The muscular and respiratory weakness of cirrhotic patients negatively affects their exercise tolerance and functionality. Andersen et al.32 stated that patients with alcoholic cirrhosis have decreased lower and upper limb strength compared with healthy subjects. Tarter et al.33 have also demonstrated that cirrhotic patients have lower strength capacities of the lower and upper limbs when both concentric and eccentric contractions were assessed. Moreover, the decrease in peripheral muscle strength may affect the respiratory muscle strength. Kaltsakas et al.34 and Abdel-bary et al.35 identified a negative correlation between the respiratory muscle strength and dyspnoea in cirrhotic patients. Galant et al.36 identified a correlation between the VO2max and respiratory strength and a decrease in the quality of life, which suggests an interaction between physiological factors and decreased functionality in cirrhotic patients.

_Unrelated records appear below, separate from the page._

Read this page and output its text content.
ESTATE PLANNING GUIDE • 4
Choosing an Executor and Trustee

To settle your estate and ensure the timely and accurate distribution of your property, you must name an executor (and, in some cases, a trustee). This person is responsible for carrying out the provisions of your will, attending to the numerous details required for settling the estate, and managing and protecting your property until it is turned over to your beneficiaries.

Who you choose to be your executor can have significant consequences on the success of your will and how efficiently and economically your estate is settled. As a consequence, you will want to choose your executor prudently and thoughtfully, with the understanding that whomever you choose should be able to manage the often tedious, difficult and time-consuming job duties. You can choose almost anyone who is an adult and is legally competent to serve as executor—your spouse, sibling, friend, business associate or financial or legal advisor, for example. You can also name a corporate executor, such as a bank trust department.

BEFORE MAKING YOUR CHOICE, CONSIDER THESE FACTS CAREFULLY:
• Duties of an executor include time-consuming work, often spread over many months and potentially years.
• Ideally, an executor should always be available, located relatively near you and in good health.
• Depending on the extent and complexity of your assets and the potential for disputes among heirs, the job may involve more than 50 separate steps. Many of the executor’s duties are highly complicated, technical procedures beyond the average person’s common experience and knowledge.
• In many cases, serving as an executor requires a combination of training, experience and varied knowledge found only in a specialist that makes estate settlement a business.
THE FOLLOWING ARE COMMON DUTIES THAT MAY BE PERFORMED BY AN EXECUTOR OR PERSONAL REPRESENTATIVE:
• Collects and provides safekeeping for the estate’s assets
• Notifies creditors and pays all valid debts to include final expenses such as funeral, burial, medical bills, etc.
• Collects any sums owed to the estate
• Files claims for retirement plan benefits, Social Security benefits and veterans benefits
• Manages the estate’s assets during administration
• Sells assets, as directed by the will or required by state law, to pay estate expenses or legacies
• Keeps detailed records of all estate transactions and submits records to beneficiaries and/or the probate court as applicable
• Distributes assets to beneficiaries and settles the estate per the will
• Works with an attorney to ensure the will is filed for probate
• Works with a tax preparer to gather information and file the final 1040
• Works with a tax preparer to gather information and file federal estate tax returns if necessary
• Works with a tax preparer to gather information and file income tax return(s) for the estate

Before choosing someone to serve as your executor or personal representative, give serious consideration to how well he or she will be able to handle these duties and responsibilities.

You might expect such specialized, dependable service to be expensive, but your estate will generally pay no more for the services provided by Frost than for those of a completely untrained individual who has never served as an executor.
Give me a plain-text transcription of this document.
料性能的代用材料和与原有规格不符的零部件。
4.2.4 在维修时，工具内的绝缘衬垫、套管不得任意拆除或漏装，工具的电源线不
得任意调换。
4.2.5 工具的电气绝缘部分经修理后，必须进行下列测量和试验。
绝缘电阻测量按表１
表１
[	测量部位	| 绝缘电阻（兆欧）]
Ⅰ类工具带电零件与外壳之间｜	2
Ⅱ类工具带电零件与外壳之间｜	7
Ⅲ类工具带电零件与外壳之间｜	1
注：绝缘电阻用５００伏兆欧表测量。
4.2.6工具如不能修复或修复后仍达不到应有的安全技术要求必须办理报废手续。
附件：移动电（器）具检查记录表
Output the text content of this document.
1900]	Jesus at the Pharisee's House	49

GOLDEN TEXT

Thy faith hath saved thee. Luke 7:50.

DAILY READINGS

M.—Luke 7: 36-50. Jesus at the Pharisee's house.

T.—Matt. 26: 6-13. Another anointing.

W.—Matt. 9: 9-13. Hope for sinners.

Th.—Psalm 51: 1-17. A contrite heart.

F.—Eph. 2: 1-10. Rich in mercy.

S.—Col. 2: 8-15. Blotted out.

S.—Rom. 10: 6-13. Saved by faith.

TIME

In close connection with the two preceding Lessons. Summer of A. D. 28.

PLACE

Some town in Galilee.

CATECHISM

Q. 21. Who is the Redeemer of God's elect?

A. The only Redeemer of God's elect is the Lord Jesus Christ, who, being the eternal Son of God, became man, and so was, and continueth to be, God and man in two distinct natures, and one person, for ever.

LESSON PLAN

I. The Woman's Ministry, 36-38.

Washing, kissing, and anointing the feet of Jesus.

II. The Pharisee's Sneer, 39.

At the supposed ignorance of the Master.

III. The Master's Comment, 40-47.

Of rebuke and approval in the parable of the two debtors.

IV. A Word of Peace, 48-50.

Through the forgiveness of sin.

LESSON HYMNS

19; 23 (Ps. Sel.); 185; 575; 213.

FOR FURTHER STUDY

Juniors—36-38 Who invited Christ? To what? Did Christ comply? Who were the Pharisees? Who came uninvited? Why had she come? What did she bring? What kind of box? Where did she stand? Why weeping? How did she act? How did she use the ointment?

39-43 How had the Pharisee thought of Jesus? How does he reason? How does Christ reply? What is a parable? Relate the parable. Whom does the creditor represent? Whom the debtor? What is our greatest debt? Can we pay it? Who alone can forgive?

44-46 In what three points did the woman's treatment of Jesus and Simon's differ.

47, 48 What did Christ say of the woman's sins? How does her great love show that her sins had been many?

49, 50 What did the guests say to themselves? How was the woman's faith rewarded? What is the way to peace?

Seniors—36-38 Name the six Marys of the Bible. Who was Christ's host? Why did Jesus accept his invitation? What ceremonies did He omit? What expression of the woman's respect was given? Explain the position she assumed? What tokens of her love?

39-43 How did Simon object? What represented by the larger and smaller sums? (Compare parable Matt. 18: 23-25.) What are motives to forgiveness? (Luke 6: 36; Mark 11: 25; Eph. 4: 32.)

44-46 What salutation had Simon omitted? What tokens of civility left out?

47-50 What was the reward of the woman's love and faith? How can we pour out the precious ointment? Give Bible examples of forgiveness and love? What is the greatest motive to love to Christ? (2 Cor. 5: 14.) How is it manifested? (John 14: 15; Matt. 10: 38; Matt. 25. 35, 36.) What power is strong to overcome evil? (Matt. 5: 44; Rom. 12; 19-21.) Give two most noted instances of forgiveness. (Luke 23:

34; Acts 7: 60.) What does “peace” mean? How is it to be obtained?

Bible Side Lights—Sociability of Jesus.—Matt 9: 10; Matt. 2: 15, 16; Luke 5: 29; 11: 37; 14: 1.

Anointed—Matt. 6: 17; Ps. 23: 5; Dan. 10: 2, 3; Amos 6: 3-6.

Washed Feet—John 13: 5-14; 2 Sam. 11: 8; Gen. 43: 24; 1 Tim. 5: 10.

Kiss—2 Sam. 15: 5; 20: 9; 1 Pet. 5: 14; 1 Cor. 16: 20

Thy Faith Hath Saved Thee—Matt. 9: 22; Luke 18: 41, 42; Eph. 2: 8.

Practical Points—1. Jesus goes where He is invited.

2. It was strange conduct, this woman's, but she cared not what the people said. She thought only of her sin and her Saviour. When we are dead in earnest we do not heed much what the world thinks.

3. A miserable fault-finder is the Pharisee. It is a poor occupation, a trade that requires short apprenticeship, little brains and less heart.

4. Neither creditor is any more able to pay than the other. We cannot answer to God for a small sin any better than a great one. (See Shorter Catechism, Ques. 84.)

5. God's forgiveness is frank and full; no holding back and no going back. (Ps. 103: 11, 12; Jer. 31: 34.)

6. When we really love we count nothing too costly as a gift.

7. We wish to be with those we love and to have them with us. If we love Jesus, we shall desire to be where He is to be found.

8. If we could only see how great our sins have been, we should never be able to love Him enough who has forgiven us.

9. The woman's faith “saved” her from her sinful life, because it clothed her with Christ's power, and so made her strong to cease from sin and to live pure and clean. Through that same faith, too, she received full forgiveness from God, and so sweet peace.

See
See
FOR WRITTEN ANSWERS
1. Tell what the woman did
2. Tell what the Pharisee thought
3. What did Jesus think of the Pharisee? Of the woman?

Different studies that investigated physical exercise as a therapeutic approach for cirrhosis suggest that these patients may benefit from exercise.37-39 Child–Pugh Class A and B patients underwent an 8-week aerobic exercise programme on a cycle ergometer, which indicated an increase in the quadriceps mass via ultrasound analysis and VO2max improvement.37 Another study, which included cirrhotic patients from a waiting list for liver transplantation, demonstrated improvements in VO2max, knee extensor maximal strength, and 6-minute walk distance following a 12-week programme of aerobic and strength exercises.38 Furthermore, cirrhotic patients with a model for end-stage liver disease <25 improved their 6-minute walk distance, step test values, and muscle mass following a 12-week moderate exercise programme on a treadmill and bicycle, which was associated with leucine supplementation.39


Physiological alterations present in HPS patients are similar to the alterations present in experimental models of BDL. The clinical features of intrapulmonary vasodilation and gas exchange abnormalities are better understood when investigated in combination with the antioxidant system, inflammatory processes associated with bacterial translocation, and the presence of portosystemic and intrapulmonary shunts. HPS, and other diseases that affect the hepatic system, may contribute to the development of sarcopenia and cachexia because of hyperammonaemia, malnutrition, hypermetabolism, and proteolysis. Physical exercise is a potential therapeutic approach to revert existing impairments in the musculoskeletal and pulmonary systems and is an option for the treatment of HPS patients and other individuals with hepatic injury.